Kneeling before him, she prised his hands from his knees and took them into her own, stroking the white knuckles against her cheek, nuzzling the clenched fists until they slowly began to relax. She let the skin brush gently across her lips, her warm breath serving to loosen his terror further. As she held his hands, she offered no words of comfort or reassurance and instead let her touch say all that needed to be spoken. It worked. He didn't want to, but his fingers moved to brush her face, caress her neck, cup her breasts.
A shaky breath escaped his lips as he touched her, his eyes rising to meet hers.
"I'm not afraid of him," she promised.
"I can't—," he started, but she kissed his weak protest into silence.
"Perhaps if you never have control, he can't steal it from you," she suggested as she pushed him down onto the bare stones. "Do you mind that I'm bossy?"
He gasped and bucked as her hips rolled against his. "Not one bit!"

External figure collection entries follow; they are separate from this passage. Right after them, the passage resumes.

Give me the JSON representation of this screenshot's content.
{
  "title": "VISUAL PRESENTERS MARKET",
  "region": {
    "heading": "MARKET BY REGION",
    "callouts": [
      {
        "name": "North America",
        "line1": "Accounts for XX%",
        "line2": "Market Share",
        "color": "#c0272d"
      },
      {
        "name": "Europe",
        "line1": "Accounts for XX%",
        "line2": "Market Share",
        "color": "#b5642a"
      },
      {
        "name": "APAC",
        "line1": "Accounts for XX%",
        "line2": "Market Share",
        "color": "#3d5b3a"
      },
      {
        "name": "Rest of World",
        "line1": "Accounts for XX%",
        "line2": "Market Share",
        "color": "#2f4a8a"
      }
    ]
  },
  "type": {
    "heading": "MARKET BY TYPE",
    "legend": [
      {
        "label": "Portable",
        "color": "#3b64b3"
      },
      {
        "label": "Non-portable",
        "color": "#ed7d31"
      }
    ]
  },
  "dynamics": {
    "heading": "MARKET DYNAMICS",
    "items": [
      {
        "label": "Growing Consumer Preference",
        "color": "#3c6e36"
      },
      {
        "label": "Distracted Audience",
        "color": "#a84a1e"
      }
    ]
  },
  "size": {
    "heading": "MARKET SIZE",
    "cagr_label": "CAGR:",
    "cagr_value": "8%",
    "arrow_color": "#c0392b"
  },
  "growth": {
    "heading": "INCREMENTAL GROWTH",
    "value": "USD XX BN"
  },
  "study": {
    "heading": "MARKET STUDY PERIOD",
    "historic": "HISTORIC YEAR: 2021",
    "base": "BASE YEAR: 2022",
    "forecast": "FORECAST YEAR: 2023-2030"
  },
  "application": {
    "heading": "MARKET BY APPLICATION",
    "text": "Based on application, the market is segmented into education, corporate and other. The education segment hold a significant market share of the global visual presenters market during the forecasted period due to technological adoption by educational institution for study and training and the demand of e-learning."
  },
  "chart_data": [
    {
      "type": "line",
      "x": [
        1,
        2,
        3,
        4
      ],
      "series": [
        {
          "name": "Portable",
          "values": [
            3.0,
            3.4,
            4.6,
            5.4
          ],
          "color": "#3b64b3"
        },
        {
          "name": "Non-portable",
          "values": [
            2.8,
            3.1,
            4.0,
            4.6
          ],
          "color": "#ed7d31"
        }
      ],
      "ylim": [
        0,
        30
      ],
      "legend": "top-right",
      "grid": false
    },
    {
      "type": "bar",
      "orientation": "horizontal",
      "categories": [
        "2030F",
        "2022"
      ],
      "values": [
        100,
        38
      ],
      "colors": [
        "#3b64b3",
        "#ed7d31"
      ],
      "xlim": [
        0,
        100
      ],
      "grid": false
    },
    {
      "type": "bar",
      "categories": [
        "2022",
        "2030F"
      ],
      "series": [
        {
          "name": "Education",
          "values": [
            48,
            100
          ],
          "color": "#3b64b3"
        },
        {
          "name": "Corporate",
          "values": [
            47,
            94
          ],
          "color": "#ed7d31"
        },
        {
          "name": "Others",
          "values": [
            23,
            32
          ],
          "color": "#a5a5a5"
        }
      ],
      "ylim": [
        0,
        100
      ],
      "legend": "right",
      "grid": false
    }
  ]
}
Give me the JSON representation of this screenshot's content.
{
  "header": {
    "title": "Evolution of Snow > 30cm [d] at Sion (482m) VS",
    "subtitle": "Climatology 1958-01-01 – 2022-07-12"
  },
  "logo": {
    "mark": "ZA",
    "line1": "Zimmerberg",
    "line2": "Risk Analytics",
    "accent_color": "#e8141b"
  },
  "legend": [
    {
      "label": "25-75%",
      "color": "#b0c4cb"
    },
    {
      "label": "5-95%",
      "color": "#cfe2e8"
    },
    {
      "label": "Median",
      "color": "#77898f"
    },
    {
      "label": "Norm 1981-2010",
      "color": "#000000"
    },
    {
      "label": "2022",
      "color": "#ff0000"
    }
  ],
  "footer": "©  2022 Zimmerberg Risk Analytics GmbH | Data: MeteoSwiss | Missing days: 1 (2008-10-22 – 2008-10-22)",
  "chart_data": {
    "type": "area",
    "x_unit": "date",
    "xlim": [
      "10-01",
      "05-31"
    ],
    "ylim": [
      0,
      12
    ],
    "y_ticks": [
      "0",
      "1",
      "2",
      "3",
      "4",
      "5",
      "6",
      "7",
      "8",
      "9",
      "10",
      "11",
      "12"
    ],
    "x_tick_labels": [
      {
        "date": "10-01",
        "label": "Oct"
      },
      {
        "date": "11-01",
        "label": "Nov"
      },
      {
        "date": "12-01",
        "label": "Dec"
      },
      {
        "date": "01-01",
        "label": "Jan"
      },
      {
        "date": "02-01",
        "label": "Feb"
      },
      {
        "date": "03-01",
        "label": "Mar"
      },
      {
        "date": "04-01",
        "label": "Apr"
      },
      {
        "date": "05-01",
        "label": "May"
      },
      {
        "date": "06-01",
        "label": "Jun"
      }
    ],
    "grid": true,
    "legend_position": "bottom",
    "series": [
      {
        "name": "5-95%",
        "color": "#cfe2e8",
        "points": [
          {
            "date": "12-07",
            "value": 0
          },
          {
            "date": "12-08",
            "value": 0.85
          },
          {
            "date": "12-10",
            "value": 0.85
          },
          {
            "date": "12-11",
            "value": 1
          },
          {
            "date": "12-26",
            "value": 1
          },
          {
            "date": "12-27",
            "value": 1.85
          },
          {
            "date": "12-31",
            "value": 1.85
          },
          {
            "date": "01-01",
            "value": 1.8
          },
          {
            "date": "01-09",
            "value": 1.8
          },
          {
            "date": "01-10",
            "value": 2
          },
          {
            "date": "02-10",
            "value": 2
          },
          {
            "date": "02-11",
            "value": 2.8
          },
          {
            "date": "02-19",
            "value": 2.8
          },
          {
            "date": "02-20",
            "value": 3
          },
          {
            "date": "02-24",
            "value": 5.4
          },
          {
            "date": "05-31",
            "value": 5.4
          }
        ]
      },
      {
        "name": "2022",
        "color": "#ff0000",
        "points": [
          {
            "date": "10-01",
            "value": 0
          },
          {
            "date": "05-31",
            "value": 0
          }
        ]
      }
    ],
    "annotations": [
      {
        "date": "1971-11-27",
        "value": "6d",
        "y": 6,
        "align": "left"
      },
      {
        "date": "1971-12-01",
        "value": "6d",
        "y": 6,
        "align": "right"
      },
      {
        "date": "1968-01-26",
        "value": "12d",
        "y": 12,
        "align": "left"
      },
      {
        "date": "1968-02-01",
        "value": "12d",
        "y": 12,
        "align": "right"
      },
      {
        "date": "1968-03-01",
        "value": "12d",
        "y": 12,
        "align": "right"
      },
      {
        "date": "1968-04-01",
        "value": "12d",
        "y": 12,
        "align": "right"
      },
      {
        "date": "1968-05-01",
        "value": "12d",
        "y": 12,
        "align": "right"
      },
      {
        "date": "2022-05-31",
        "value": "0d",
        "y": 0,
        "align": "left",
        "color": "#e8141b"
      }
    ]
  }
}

"Good," she smiled and kissed him hard, taking over his mouth and body, and not allowing the wolf any room to subjugate either of them.
Looking up at her, he felt like he was in heaven. Hermione certainly looked like an angel, the wings of the Milky Way jutting out from her smooth shoulders as if she were about to take flight. That image came to him some time later as they lay breathless together on the stones, and a chill ran through him. She was taking flight, though no one had told her yet.

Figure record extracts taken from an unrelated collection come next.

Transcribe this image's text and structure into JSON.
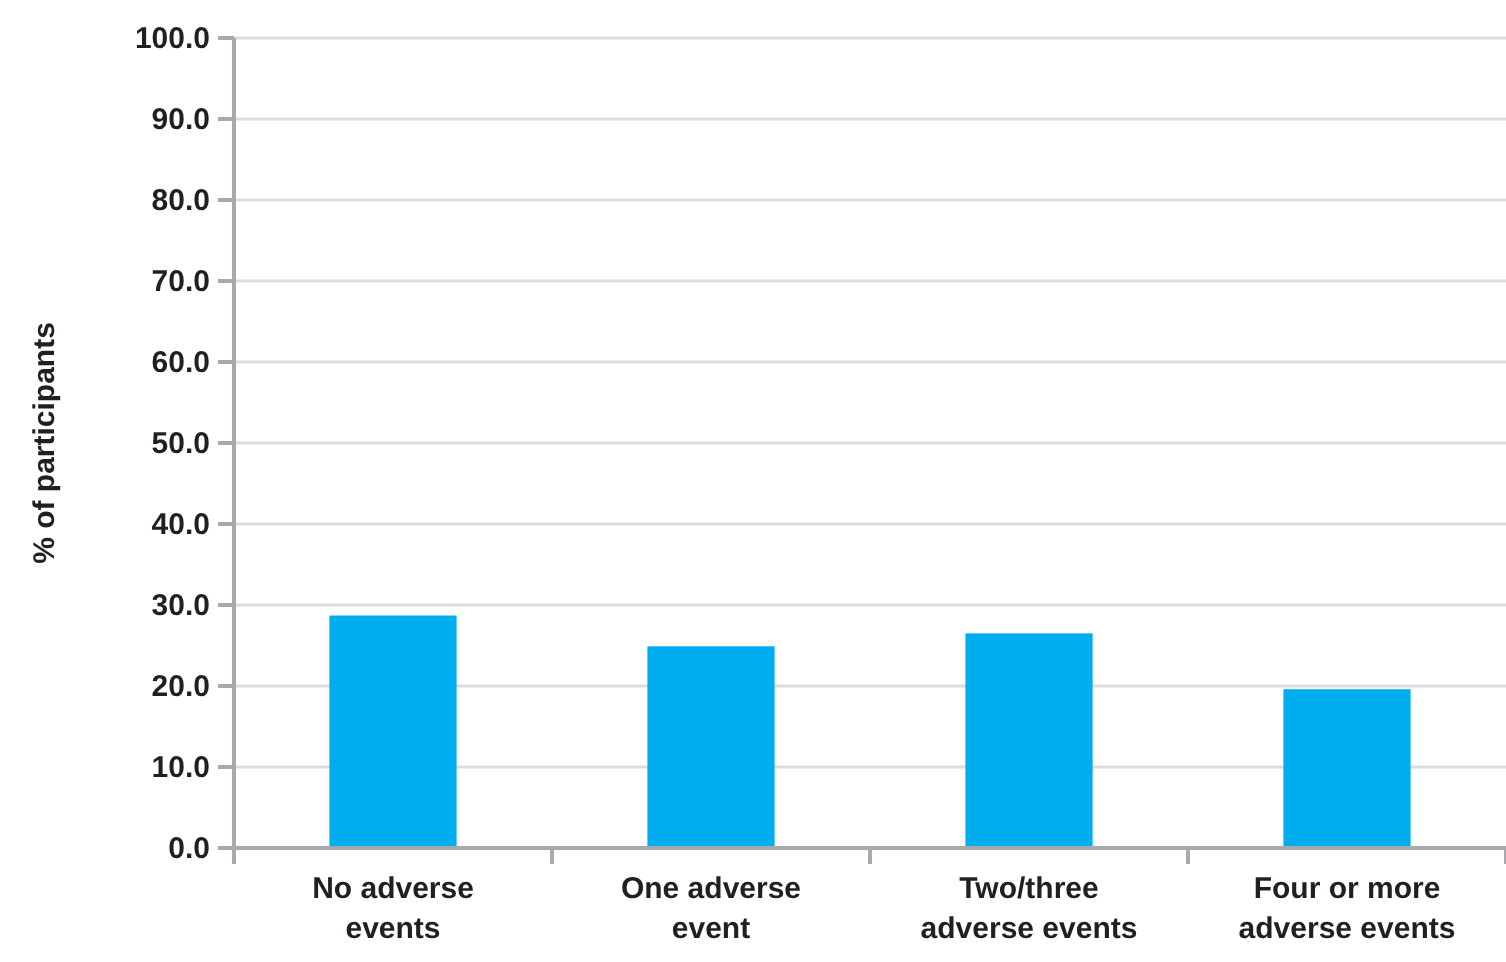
{
  "chart_data": {
    "type": "bar",
    "ylabel": "% of participants",
    "categories": [
      "No adverse events",
      "One adverse event",
      "Two/three adverse events",
      "Four or more adverse events"
    ],
    "values": [
      28.7,
      24.9,
      26.5,
      19.6
    ],
    "color": "#00aeef",
    "ylim": [
      0,
      100
    ],
    "yticks": [
      {
        "value": 0,
        "label": "0.0"
      },
      {
        "value": 10,
        "label": "10.0"
      },
      {
        "value": 20,
        "label": "20.0"
      },
      {
        "value": 30,
        "label": "30.0"
      },
      {
        "value": 40,
        "label": "40.0"
      },
      {
        "value": 50,
        "label": "50.0"
      },
      {
        "value": 60,
        "label": "60.0"
      },
      {
        "value": 70,
        "label": "70.0"
      },
      {
        "value": 80,
        "label": "80.0"
      },
      {
        "value": 90,
        "label": "90.0"
      },
      {
        "value": 100,
        "label": "100.0"
      }
    ],
    "grid": "y"
  }
}
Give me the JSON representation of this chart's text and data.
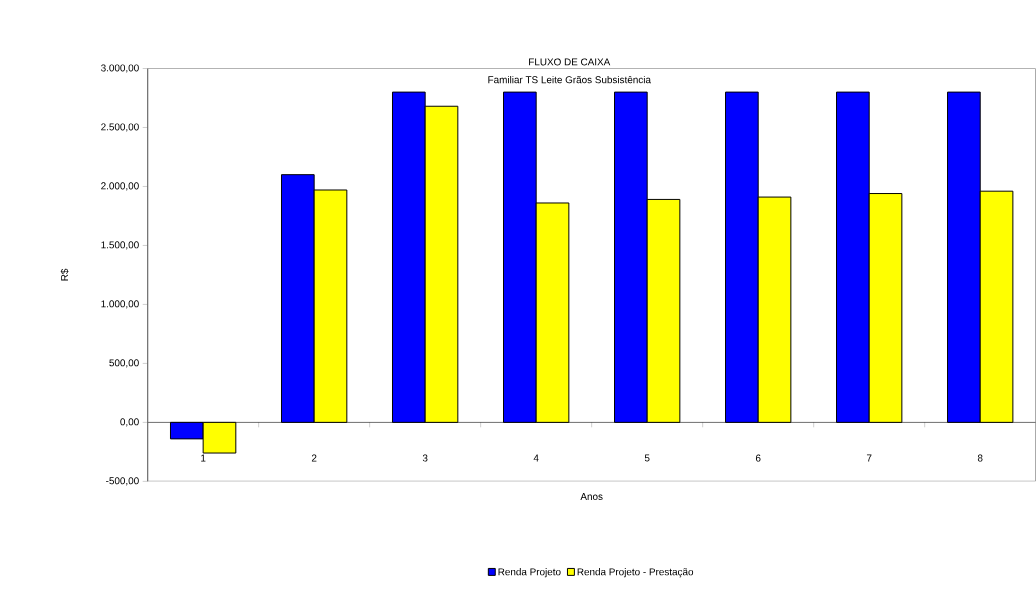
{
  "chart_data": {
    "type": "bar",
    "title": "FLUXO DE CAIXA",
    "subtitle": "Familiar TS Leite Grãos Subsistência",
    "xlabel": "Anos",
    "ylabel": "R$",
    "categories": [
      "1",
      "2",
      "3",
      "4",
      "5",
      "6",
      "7",
      "8"
    ],
    "series": [
      {
        "name": "Renda Projeto",
        "color": "#0000ff",
        "values": [
          -140,
          2100,
          2800,
          2800,
          2800,
          2800,
          2800,
          2800
        ]
      },
      {
        "name": "Renda Projeto - Prestação",
        "color": "#ffff00",
        "values": [
          -260,
          1970,
          2680,
          1860,
          1890,
          1910,
          1940,
          1960
        ]
      }
    ],
    "ylim": [
      -500,
      3000
    ],
    "yticks": [
      {
        "value": -500,
        "label": "-500,00"
      },
      {
        "value": 0,
        "label": "0,00"
      },
      {
        "value": 500,
        "label": "500,00"
      },
      {
        "value": 1000,
        "label": "1.000,00"
      },
      {
        "value": 1500,
        "label": "1.500,00"
      },
      {
        "value": 2000,
        "label": "2.000,00"
      },
      {
        "value": 2500,
        "label": "2.500,00"
      },
      {
        "value": 3000,
        "label": "3.000,00"
      }
    ],
    "legend": "bottom"
  }
}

"Hermione," he said tentatively, hoping she was asleep. The girl hummed a reply, too exhausted to verbalise a real answer. "I, uh, talked to Harry earlier. He and Dumbledore… they… they found the answer."
"What?"
"He can send you home." He dug his nails into the mortar of their makeshift bed to keep from slapping himself for mentioning it, for ruining this wonderful moment. He wondered if she had heard him; she was taking so long in answering. Finally, he dared to look at her. She looked desolate, as if he had just told her he didn't love her. Remus fought a smile. He had never thought he would be happy to have a girl look so disappointed while lying naked beside him.